Outras Flores do Mal

 

Outras Flores do Mal

por

Ana Isabel Marques

 

Não é invulgar, numa ou noutra ocasião mais informal, tecermos considerandos acerca dos povos e das nações. Quantas vezes já não ajuizámos acerca nos nossos procedimentos colectivos, acusando os Portugueses de uma quase atávica propensão para a negligência, para a passividade ou, numa óptica mais positiva, para o improviso ou para a solidariedade. Trata-se, e disso devemos ter uma noção muito vincada, de imagens generalistas e, logo, propensas à distorção. Estas imagens, os chamados estereótipos, quando aplicadas aos comportamentos colectivos constituem uma matéria tremendamente sensível e facilmente inflamável.
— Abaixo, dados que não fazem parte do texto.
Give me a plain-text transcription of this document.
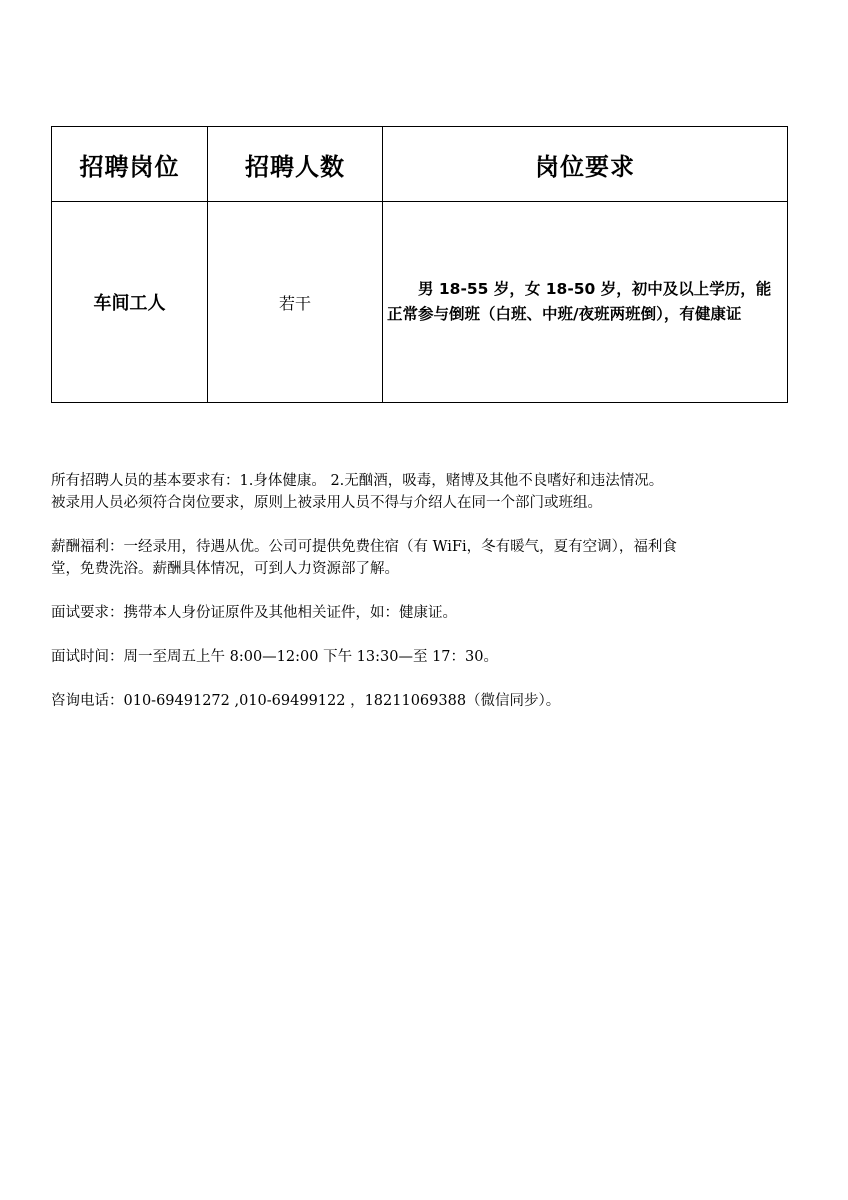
招聘岗位	招聘人数	岗位要求
车间工人	若干	男 18-55 岁，女 18-50 岁，初中及以上学历，能正常参与倒班（白班、中班/夜班两班倒），有健康证

所有招聘人员的基本要求有：1.身体健康。 2.无酗酒，吸毒，赌博及其他不良嗜好和违法情况。

被录用人员必须符合岗位要求，原则上被录用人员不得与介绍人在同一个部门或班组。

薪酬福利：一经录用，待遇从优。公司可提供免费住宿（有 WiFi，冬有暖气，夏有空调），福利食

堂，免费洗浴。薪酬具体情况，可到人力资源部了解。

面试要求：携带本人身份证原件及其他相关证件，如：健康证。

面试时间：周一至周五上午 8:00—12:00 下午 13:30—至 17：30。

咨询电话：010-69491272 ,010-69499122 ，18211069388（微信同步）。
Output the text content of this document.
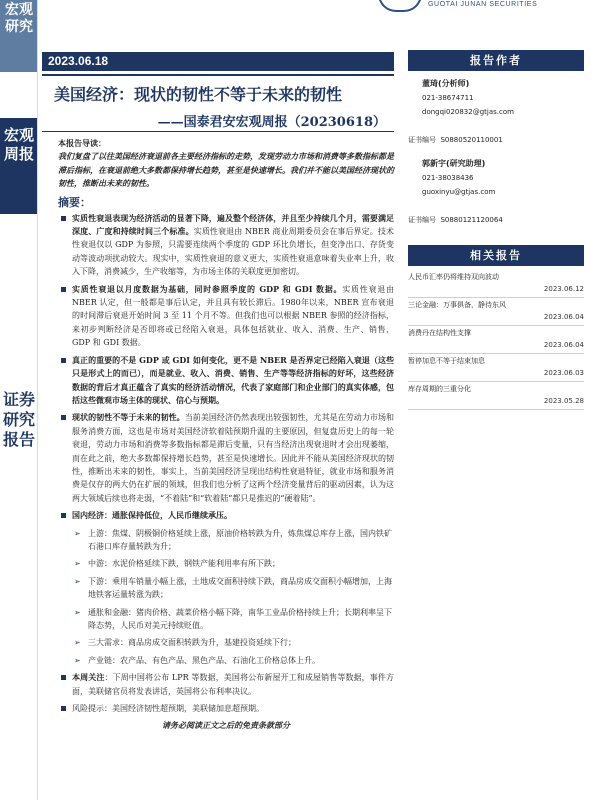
宏观研究
宏观周报
证券研究报告
GUOTAI JUNAN SECURITIES
2023.06.18
美国经济：现状的韧性不等于未来的韧性
——国泰君安宏观周报（20230618）
本报告导读：
我们复盘了以往美国经济衰退前各主要经济指标的走势，发现劳动力市场和消费等多数指标都是滞后指标，在衰退前绝大多数都保持增长趋势，甚至是快速增长。我们并不能以美国经济现状的韧性，推断出未来的韧性。
摘要：
实质性衰退表现为经济活动的显著下降，遍及整个经济体，并且至少持续几个月，需要满足深度、广度和持续时间三个标准。实质性衰退由 NBER 商业周期委员会在事后界定。技术性衰退仅以 GDP 为参照，只需要连续两个季度的 GDP 环比负增长，但变净出口、存货变动等波动项扰动较大。现实中，实质性衰退的意义更大，实质性衰退意味着失业率上升，收入下降，消费减少，生产收缩等，为市场主体的关联度更加密切。
实质性衰退以月度数据为基础，同时参照季度的 GDP 和 GDI 数据。实质性衰退由 NBER 认定，但一般都是事后认定，并且具有较长滞后。1980年以来，NBER 宣布衰退的时间滞后衰退开始时间 3 至 11 个月不等。但我们也可以根据 NBER 参照的经济指标，来初步判断经济是否即将或已经陷入衰退，具体包括就业、收入、消费、生产、销售，GDP 和 GDI 数据。
真正的重要的不是 GDP 或 GDI 如何变化，更不是 NBER 是否界定已经陷入衰退（这些只是形式上的而已），而是就业、收入、消费、销售、生产等等经济指标的好坏，这些经济数据的背后才真正蕴含了真实的经济活动情况，代表了家庭部门和企业部门的真实体感，包括这些微观市场主体的现状、信心与预期。
现状的韧性不等于未来的韧性。当前美国经济仍然表现出较强韧性，尤其是在劳动力市场和服务消费方面，这也是市场对美国经济软着陆预期升温的主要原因，但复盘历史上的每一轮衰退，劳动力市场和消费等多数指标都是滞后变量，只有当经济出现衰退时才会出现萎缩，而在此之前，绝大多数都保持增长趋势，甚至是快速增长。因此并不能从美国经济现状的韧性，推断出未来的韧性，事实上，当前美国经济呈现出结构性衰退特征，就业市场和服务消费是仅存的两大仍在扩展的领域，但我们也分析了这两个经济变量背后的驱动因素，认为这两大领域后续也将走弱，“不着陆”和“软着陆”都只是推迟的“硬着陆”。
国内经济：通胀保持低位，人民币继续承压。
➢ 上游：焦煤、阴极铜价格延续上涨，原油价格转跌为升，炼焦煤总库存上涨，国内铁矿石港口库存量转跌为升；
➢ 中游：水泥价格延续下跌，钢铁产能利用率有所下跌；
➢ 下游：乘用车销量小幅上涨，土地成交面积持续下跌，商品房成交面积小幅增加，上海地铁客运量转涨为跌；
➢ 通胀和金融：猪肉价格、蔬菜价格小幅下降，南华工业品价格持续上升；长期利率呈下降态势，人民币对美元持续贬值。
➢ 三大需求：商品房成交面积转跌为升，基建投资延续下行；
➢ 产业链：农产品、有色产品、黑色产品、石油化工价格总体上升。
本周关注：下周中国将公布 LPR 等数据，美国将公布新屋开工和成屋销售等数据，事件方面，美联储官员将发表讲话，英国将公布利率决议。
风险提示：美国经济韧性超预期，美联储加息超预期。
请务必阅读正文之后的免责条款部分
报告作者
董琦(分析师)
021-38674711
dongqi020832@gtjas.com
证书编号 S0880520110001
郭新宇(研究助理)
021-38038436
guoxinyu@gtjas.com
证书编号 S0880121120064
相关报告
人民币汇率仍将维持双向波动
2023.06.12
三论金融：万事俱备，静待东风
2023.06.04
消费丹在结构性支撑
2023.06.04
暂停加息不等于结束加息
2023.06.03
库存周期的三重分化
2023.05.28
Recordo que foi precisamente sustentados em impressões generalistas e levianas, que remontam à Alemanha oitocentista e à teoria wundtiana da Psicologia dos Povos, que eclodiram os regimes ditatoriais fascizantes do século XX e as ideologias racistas e expansionistas que estiveram na base dos maiores conflitos mundiais de que há memória.

Como se tivéssemos feito tábua rasa das lições da História, verificamos que ainda hoje os estereótipos estão na base da política exercida ao nível das mais altas instâncias nacionais e internacionais. São os estereótipos que fomentam uma má vontade europeia do Norte, trabalhador e cumpridor, relativamente ao Sul, relapso e despesista. São os estereótipos que se colam aos refugiados como hordas de leprosos, e esconderijo de terroristas, que contaminam e destroem as sociedades que os albergam. São os estereótipos que alimentam os radicalismos ideológicos que vão proliferando pela Europa e que se instalaram em grande parte do continente americano, permitindo eleger a administração Trump e Bolsonaro.
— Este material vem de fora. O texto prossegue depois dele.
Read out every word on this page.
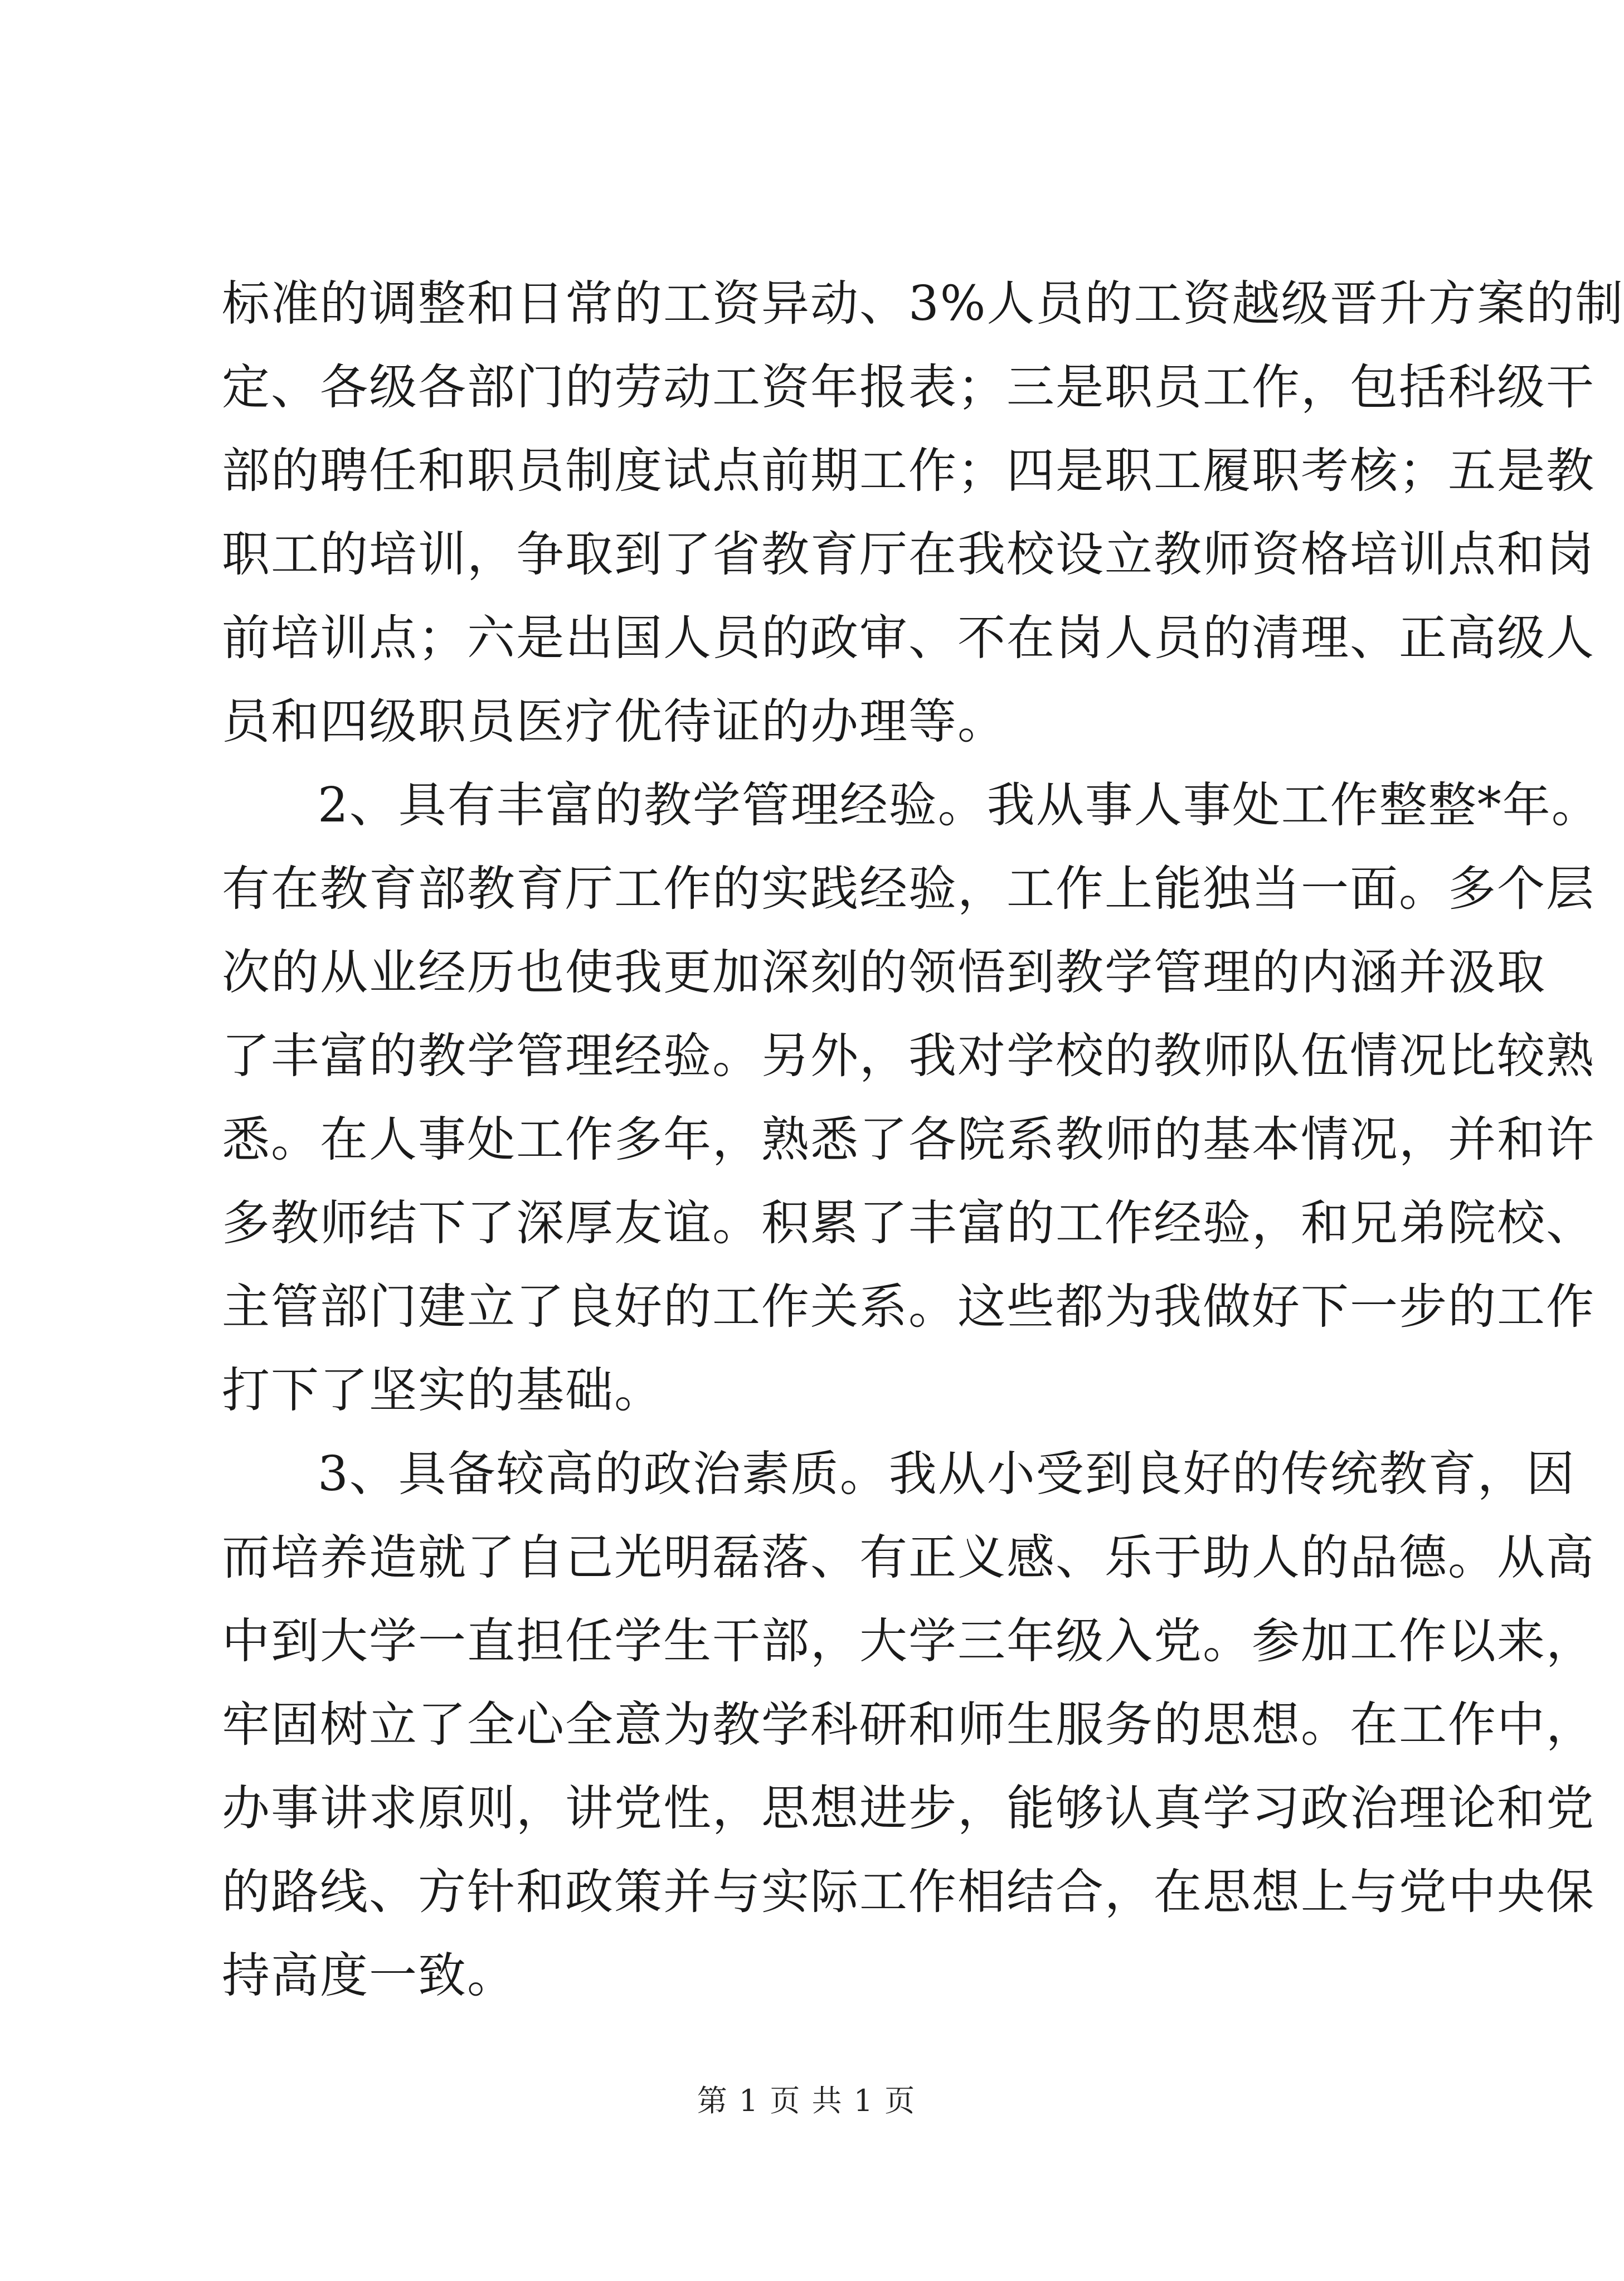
标准的调整和日常的工资异动、3%人员的工资越级晋升方案的制
定、各级各部门的劳动工资年报表；三是职员工作，包括科级干
部的聘任和职员制度试点前期工作；四是职工履职考核；五是教
职工的培训，争取到了省教育厅在我校设立教师资格培训点和岗
前培训点；六是出国人员的政审、不在岗人员的清理、正高级人
员和四级职员医疗优待证的办理等。
2、具有丰富的教学管理经验。我从事人事处工作整整*年。
有在教育部教育厅工作的实践经验，工作上能独当一面。多个层
次的从业经历也使我更加深刻的领悟到教学管理的内涵并汲取
了丰富的教学管理经验。另外，我对学校的教师队伍情况比较熟
悉。在人事处工作多年，熟悉了各院系教师的基本情况，并和许
多教师结下了深厚友谊。积累了丰富的工作经验，和兄弟院校、
主管部门建立了良好的工作关系。这些都为我做好下一步的工作
打下了坚实的基础。
3、具备较高的政治素质。我从小受到良好的传统教育，因
而培养造就了自己光明磊落、有正义感、乐于助人的品德。从高
中到大学一直担任学生干部，大学三年级入党。参加工作以来，
牢固树立了全心全意为教学科研和师生服务的思想。在工作中，
办事讲求原则，讲党性，思想进步，能够认真学习政治理论和党
的路线、方针和政策并与实际工作相结合，在思想上与党中央保
持高度一致。
第 1 页 共 1 页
Num plano mais restrito, também são os estereótipos que sustentam a cizânia entre classes profissionais, colocando os Portugueses uns contra os outros. São os estereótipos que alimentam as hostilidades entre trabalhadores do sector público e do sector privado, entre contribuintes reformados e contribuintes no activo.

Termino glosando Mia Couto que sublinha que quanto menos conhecemos mais julgamos, sendo o juízo precipitado quantas vezes uma arma perversa de quem desconhece as razões que assistem a cada realidade. O uso de estereótipos, que é o cimento de toda a demagogia, não é mais do que a verbalização de desconhecimento e de ignorância profunda.